I started painting murals of endangered species in the Bay Area to celebrate these threatened animals and plants, which live in our region and are headed extinction. In the beginning I painted butterfly murals, depicting the Lange's Metalmark, the Callippe Silverspot, and the Monarch Butterfly to spread awareness. I recently added endangered reptiles like the California Red-Legged Frog and the California Tiger Salamander to my Public Art Collection. So far, I painted nine utility boxes all around the Bay Area. My series will continue with four more boxes completing the endangered species list with birds and mammals like the Northern Spotted Owl and the San Joaquin Kit Fox next year.
I think the first step to protect endangered species is learning about the wildlife near you. For my research on the Tri-Valley area, I visited the Callippe Preserve in Pleasanton. You can discover many native animals and plants on their 3.75-mile long trail, which also offers spectacular views. I was eager to hear how hard the golf course is working to protect these endangered and threatened animals. They have many areas designated for the Callippe Silverspot Butterfly habitats, that also includes the habitat of the California Red-Legged Frog and the California Tiger Salamander.
The California Red-Legged Frog is a rare species of frog found almost exclusively in the state of California. It became famous for being the frog featured in Mark Twain's short story “The Celebrated Jumping Frog of Calaveras County.” Today, the California Red-Legged Frog is on the endangered species list, because it is threatened by invasive species and habitat loss. In 2015, a new law designates the California Red-Legged Frog the “State Amphibian.”

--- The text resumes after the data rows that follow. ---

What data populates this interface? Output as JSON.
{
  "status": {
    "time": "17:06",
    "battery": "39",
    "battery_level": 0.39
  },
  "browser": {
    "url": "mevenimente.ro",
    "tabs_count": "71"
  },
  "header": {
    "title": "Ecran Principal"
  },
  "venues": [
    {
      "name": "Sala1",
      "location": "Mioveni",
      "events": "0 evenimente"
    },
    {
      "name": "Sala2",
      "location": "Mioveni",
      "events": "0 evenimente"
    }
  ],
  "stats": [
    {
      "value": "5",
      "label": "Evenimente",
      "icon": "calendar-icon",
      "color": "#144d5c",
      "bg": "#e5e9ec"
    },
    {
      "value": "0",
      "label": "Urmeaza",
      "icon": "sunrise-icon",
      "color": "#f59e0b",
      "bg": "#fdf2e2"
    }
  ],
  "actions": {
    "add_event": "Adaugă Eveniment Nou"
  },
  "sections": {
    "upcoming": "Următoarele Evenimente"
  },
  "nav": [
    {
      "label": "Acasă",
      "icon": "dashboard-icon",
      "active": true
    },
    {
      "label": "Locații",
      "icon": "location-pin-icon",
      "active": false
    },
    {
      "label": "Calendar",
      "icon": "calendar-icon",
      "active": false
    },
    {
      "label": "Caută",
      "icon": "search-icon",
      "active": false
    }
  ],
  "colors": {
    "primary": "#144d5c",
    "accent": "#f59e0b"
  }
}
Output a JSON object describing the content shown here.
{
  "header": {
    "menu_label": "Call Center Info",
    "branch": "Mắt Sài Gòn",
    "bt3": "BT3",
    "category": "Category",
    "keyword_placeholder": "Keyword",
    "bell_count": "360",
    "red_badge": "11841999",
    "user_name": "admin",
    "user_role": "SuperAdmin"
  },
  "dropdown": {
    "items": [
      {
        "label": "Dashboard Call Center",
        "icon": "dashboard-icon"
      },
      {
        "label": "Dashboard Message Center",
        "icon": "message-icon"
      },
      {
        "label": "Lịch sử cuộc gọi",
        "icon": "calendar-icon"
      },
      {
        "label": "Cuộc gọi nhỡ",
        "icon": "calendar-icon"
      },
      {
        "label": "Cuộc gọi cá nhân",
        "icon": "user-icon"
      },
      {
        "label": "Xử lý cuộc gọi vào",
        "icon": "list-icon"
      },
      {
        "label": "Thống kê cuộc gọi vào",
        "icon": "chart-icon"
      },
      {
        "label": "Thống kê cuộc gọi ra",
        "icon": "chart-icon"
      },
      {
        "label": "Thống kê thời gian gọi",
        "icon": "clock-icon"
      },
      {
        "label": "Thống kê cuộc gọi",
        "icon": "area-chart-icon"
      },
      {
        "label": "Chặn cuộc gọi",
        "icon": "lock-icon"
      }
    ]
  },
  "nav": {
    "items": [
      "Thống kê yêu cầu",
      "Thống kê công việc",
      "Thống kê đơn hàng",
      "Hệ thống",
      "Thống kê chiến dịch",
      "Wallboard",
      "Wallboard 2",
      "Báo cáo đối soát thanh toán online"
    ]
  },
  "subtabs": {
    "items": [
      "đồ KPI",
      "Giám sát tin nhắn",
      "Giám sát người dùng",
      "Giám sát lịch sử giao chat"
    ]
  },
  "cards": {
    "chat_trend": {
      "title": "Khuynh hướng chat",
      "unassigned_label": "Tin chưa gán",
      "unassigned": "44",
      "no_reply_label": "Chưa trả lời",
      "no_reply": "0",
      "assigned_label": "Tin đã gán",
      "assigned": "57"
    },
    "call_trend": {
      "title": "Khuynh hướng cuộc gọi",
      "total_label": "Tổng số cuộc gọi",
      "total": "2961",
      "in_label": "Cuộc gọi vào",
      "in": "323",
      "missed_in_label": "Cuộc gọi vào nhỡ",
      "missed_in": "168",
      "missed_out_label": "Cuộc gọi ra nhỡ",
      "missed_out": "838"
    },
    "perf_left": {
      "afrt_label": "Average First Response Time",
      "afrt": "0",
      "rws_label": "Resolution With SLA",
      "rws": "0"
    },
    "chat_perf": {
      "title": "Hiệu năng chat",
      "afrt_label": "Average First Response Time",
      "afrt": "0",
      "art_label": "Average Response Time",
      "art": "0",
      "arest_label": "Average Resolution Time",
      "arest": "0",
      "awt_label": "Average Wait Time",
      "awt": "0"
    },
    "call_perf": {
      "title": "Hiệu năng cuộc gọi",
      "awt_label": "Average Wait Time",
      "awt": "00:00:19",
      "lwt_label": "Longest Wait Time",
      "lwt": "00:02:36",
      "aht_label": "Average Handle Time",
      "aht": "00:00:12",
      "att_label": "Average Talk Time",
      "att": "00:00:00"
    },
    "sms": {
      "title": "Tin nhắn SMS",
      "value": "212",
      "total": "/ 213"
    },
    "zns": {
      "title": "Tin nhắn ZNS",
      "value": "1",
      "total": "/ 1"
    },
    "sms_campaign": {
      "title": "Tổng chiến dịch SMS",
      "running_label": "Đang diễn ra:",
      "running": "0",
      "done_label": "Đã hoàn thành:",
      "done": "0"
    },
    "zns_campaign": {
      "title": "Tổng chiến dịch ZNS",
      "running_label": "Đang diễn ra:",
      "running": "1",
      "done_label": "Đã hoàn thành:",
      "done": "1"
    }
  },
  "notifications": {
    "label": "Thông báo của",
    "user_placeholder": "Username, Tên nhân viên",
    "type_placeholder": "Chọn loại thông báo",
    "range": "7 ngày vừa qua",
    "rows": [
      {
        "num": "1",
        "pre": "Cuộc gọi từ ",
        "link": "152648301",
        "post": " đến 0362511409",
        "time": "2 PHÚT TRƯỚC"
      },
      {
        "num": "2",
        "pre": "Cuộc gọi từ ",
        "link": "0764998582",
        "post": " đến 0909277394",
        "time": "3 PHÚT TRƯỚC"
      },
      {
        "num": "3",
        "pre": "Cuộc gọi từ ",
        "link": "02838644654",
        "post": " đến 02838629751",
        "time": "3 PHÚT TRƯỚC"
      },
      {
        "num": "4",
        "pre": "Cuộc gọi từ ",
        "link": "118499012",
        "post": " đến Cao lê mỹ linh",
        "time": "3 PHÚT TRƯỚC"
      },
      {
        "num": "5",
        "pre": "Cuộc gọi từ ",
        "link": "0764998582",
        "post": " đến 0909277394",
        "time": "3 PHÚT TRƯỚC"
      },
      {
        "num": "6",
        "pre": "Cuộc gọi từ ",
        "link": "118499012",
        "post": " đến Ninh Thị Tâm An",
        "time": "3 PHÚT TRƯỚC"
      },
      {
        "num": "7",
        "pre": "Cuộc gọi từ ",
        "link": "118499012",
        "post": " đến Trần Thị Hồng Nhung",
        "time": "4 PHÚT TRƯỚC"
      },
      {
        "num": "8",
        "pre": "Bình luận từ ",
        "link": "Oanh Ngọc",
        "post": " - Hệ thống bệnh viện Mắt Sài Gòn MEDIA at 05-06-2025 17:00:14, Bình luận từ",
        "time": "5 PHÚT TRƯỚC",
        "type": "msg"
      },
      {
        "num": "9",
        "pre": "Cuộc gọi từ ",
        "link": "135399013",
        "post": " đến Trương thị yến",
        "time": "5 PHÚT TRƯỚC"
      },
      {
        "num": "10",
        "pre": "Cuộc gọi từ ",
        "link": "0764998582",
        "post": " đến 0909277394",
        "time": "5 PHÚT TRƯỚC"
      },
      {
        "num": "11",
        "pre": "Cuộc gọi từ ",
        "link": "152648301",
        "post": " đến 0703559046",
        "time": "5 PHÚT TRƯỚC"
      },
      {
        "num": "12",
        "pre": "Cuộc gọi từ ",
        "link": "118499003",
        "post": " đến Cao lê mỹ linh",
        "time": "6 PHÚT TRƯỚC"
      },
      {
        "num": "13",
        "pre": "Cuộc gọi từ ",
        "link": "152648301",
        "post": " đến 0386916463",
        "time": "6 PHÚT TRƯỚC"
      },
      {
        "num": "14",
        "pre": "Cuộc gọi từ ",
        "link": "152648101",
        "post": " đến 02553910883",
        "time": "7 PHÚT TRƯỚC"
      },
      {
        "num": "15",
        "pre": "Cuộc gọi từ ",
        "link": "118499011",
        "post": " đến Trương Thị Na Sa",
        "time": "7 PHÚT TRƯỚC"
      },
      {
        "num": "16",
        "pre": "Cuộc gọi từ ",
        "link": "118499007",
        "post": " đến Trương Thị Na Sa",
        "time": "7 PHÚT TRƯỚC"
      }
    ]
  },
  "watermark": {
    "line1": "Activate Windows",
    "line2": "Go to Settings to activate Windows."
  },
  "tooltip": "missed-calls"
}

The California Tiger Salamander is also a very vulnerable amphibian native to California. With its wide mouth charmingly outlined, the California Tiger Salamander always looks like it is smiling. But this beautiful amphibian is extremely rare now, since his habitats like vernal pools, grasslands, and oak woodlands are disappearing more and more.
Scientists say the greatest threat, that these species face is the destruction of their habitat. Therefore, the best way to ensure the survival of endangered animals is to protect the places where they find food, shelter and raise their young. You can support and help protect open spaces in your community. Make your backyard wildlife friendly by seeding native plants, which provide food and shelter. It is important to use alternatives to pesticides and herbicides. Many amphibians are particularly vulnerable to the chemical pollutants. Pesticides and herbicides can take a long time to degrade and build up in the soil. Especially amphibians like the California Red-Legged Frog and the Tiger Salamander suffer as a result of the high levels of chemical pollutants in their habitat. But also predators such as hawks, owls, foxes and coyotes can be harmed if they eat poisoned animals. The cycle continues in the food chain and brings numerous negative effects on the environment and on the ecosystem. If these species are wiped out, their losses will also affect other animals, which depend on them as food supply and the cycle of extinction will continue.